The campaign to normalize women retaining their own names after marriage received a boost early this month with the passing of House Bill 10459. HB 10459 seeks to clearly and categorically state that a married woman can still opt to use her “maiden first name and surname,” adding to what is already provided for in our Civil Code. It was a moment of relief, celebration, and validation for women who value the symbolic and practical effects of such a bill.
Of course, this was, and is, not always the norm. The practice had specific western origins that were tied to mainstream notions of economics and religiosity (here is a comprehensive but highly readable article on the history of this practice). And there are currently various other naming practices in other parts of the world that follow different conventions.
Among the Pantaron Manobo communities I work with, for example, the use of surnames was a relatively recent development that came with State census-taking, and was further regularized by formal schooling. For many of my friends, their current surnames are actually the personal name of an admired or respected ancestor that were picked for this purpose. But similar to our own practice, these ancestors whose names were re-adapted were almost always male.
Prior to this, personal names sufficed for members of Manobo communities. Even until today an individual can acquire and be called several different names throughout their lifetimes, such as funny or affectionate nicknames that catch on with the rest of the group, or additional personal names that reflect a life event or achievement.
To a certain degree they also practice teknonymy, or the custom of referring to adults using the names of their children. Our interlocutors don’t characterize this as a hard and fast rule, but you often hear it used in daily conversations among people of all ages: “Go and fetch so-and-so’s mother,” or “I just spoke with so-and-so’s father,” for example.
In communities that developed this practice (including many in the Austronesian-speaking world), this could be related to showing respect, or socially affirming an adult’s crucial new role as a parent. Anthropological studies have suggested that this also reflects a different orientation in reckoning kinship and how intergenerational relationships are valued. With teknonyms, it is children—or future generations—that are given emphasis, unlike with surnames that are usually more evocative of past ancestry.
Given that surnames are a recent phenomenon and that teknonymy is present in their communities, does that mean that the Manobo have no durable way by which to trace actual kin relations and links with the past? I’ve been thinking of this question for some time and I would argue that there still is—but it cannot be found in the realm of names and naming.
I believe the key may lie in Manobo post-marital residence rules. Post-marital residence rules are social prescriptions about where newly-wed couples are expected to live, and these have implications about kin membership and loyalty, economic arrangements, and interpersonal relations, among other matters. For example, in “industrial” societies like ours, there is an increasing expectation to be neolocal: young couples establish their own independent households. This may be because we value self-sufficiency and pulling oneself by one’s own bootstraps, as well as privacy and being unrestricted by parental authority.

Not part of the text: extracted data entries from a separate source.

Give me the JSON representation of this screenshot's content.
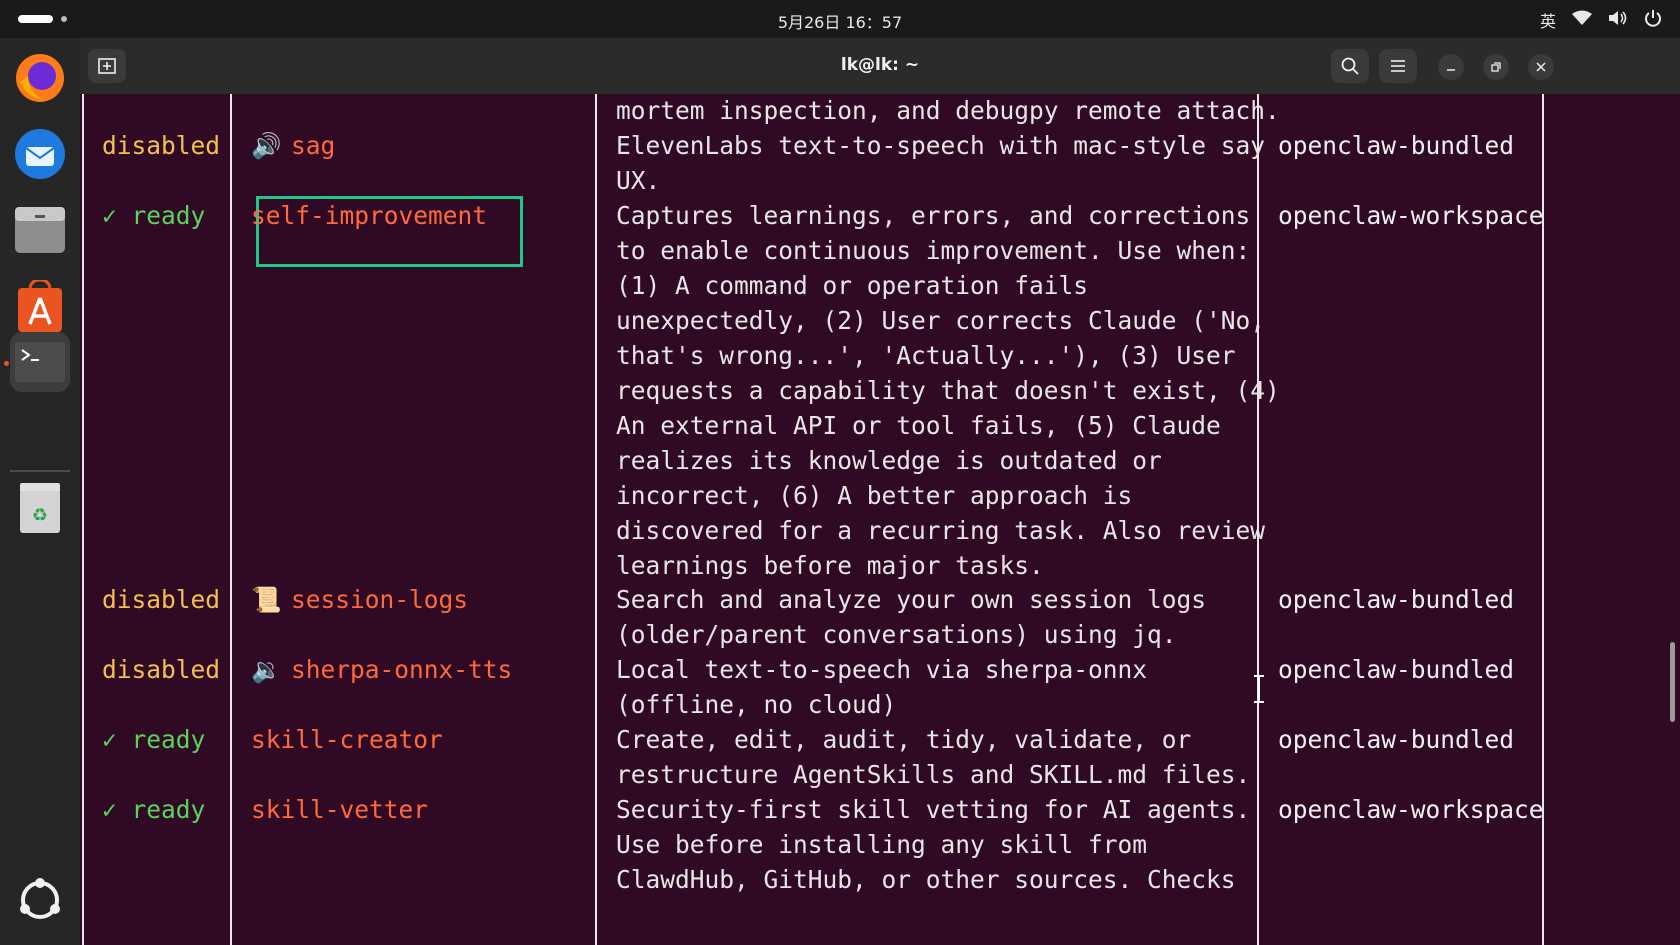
{
  "system_bar": {
    "clock": "5月26日  16：57",
    "input_method": "英"
  },
  "dock": {
    "items": [
      {
        "name": "firefox-icon"
      },
      {
        "name": "thunderbird-icon"
      },
      {
        "name": "files-icon"
      },
      {
        "name": "app-center-icon"
      },
      {
        "name": "terminal-icon"
      },
      {
        "name": "trash-icon"
      },
      {
        "name": "show-apps-icon"
      }
    ]
  },
  "window": {
    "title": "lk@lk: ~"
  },
  "terminal": {
    "rows": [
      {
        "status": "",
        "emoji": "",
        "skill": "",
        "desc": [
          "mortem inspection, and debugpy remote attach."
        ],
        "source": ""
      },
      {
        "status": "disabled",
        "emoji": "🔊",
        "skill": "sag",
        "desc": [
          "ElevenLabs text-to-speech with mac-style say",
          "UX."
        ],
        "source": "openclaw-bundled"
      },
      {
        "status": "✓ ready",
        "emoji": "",
        "skill": "self-improvement",
        "desc": [
          "Captures learnings, errors, and corrections",
          "to enable continuous improvement. Use when:",
          "(1) A command or operation fails",
          "unexpectedly, (2) User corrects Claude ('No,",
          "that's wrong...', 'Actually...'), (3) User",
          "requests a capability that doesn't exist, (4)",
          "An external API or tool fails, (5) Claude",
          "realizes its knowledge is outdated or",
          "incorrect, (6) A better approach is",
          "discovered for a recurring task. Also review",
          "learnings before major tasks."
        ],
        "source": "openclaw-workspace"
      },
      {
        "status": "disabled",
        "emoji": "📜",
        "skill": "session-logs",
        "desc": [
          "Search and analyze your own session logs",
          "(older/parent conversations) using jq."
        ],
        "source": "openclaw-bundled"
      },
      {
        "status": "disabled",
        "emoji": "🔉",
        "skill": "sherpa-onnx-tts",
        "desc": [
          "Local text-to-speech via sherpa-onnx",
          "(offline, no cloud)"
        ],
        "source": "openclaw-bundled"
      },
      {
        "status": "✓ ready",
        "emoji": "",
        "skill": "skill-creator",
        "desc": [
          "Create, edit, audit, tidy, validate, or",
          "restructure AgentSkills and SKILL.md files."
        ],
        "source": "openclaw-bundled"
      },
      {
        "status": "✓ ready",
        "emoji": "",
        "skill": "skill-vetter",
        "desc": [
          "Security-first skill vetting for AI agents.",
          "Use before installing any skill from",
          "ClawdHub, GitHub, or other sources. Checks"
        ],
        "source": "openclaw-workspace"
      }
    ]
  },
  "colors": {
    "terminal_bg": "#300a24",
    "status_disabled": "#f2c14e",
    "status_ready": "#5ad35a",
    "skill_name": "#ff6a3d",
    "highlight_box": "#1ec98a"
  }
}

On the other hand, in “non-industrial” societies these rules are often a choice between patrilocality, or staying with the groom’s family, or matrilocality, staying with the bride’s family. In Manobo communities their rule is matrilocality, and as far as our surveys can tell, this rule is still largely followed (though like teknonymy, it isn’t described as a hard and fast one). This has the effect that many (if not all) of a couple’s children are born in the village of their mother and raised by her family. When these children grow up, the girls continue to stay in their village even after marriage, while their brothers marry out and live in the villages of their brides. Men don’t cut ties with their birth villages and remain close and caring towards members of their natal family, but their own children would be socialized in their early years in the mother’s family and not the father’s. For women, on the other hand, matrilocality keeps their generations together: mothers and their daughters, and their daughters’ daughters could expect to remain with each other to provide support and companionship.

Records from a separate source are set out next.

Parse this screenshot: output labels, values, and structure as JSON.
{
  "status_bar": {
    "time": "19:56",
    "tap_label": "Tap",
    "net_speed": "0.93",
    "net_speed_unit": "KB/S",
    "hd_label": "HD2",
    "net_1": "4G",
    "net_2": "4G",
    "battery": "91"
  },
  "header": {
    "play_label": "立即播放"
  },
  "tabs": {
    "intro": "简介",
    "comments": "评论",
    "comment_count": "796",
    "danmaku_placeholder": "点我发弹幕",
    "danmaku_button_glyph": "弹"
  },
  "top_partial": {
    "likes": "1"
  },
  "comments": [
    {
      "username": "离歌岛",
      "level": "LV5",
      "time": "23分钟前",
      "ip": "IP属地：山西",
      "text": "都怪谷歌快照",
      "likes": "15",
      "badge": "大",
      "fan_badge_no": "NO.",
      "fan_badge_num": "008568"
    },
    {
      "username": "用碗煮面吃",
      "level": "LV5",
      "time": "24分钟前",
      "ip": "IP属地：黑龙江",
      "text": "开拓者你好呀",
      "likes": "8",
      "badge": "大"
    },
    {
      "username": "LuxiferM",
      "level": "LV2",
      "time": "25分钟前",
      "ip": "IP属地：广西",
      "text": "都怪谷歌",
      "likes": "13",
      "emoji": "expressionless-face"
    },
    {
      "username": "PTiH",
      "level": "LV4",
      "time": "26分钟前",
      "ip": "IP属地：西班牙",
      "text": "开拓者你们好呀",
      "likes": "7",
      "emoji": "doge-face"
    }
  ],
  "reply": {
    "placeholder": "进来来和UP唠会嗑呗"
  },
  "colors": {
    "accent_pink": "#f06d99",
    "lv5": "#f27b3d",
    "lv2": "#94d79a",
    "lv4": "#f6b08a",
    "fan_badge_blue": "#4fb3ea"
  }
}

Manobo adults are very fond of traveling and moving around their landscape, whether to trade, to visit, or simply because of wanderlust, and so remembering their birth villages is important because this gives them a sense of rootedness in the vast Pantaron mountains. They may not state this as a formulaic rule, but it is deeply apparent in how passionately they speak about their natal settlements with their mother’s families. What’s notable here is that these linkages of birth villages can be traced through women, specifically the wives, mothers, and daughters who raise children together. If in our society the surname we inherit from our fathers are the socially-recognized stable labels of family and identity, for the Manobo it is women and their villages who provide analogous stable place-based way-points of personal histories and kin relations across their ancestral domain.
With HB 10459, it’s about time we catch up with our Manobo siblings in recognizing the significance of lineages traced through women. If this bill becomes law, this will also be a noteworthy step in integrating our indigenous values in our present institutions and current times.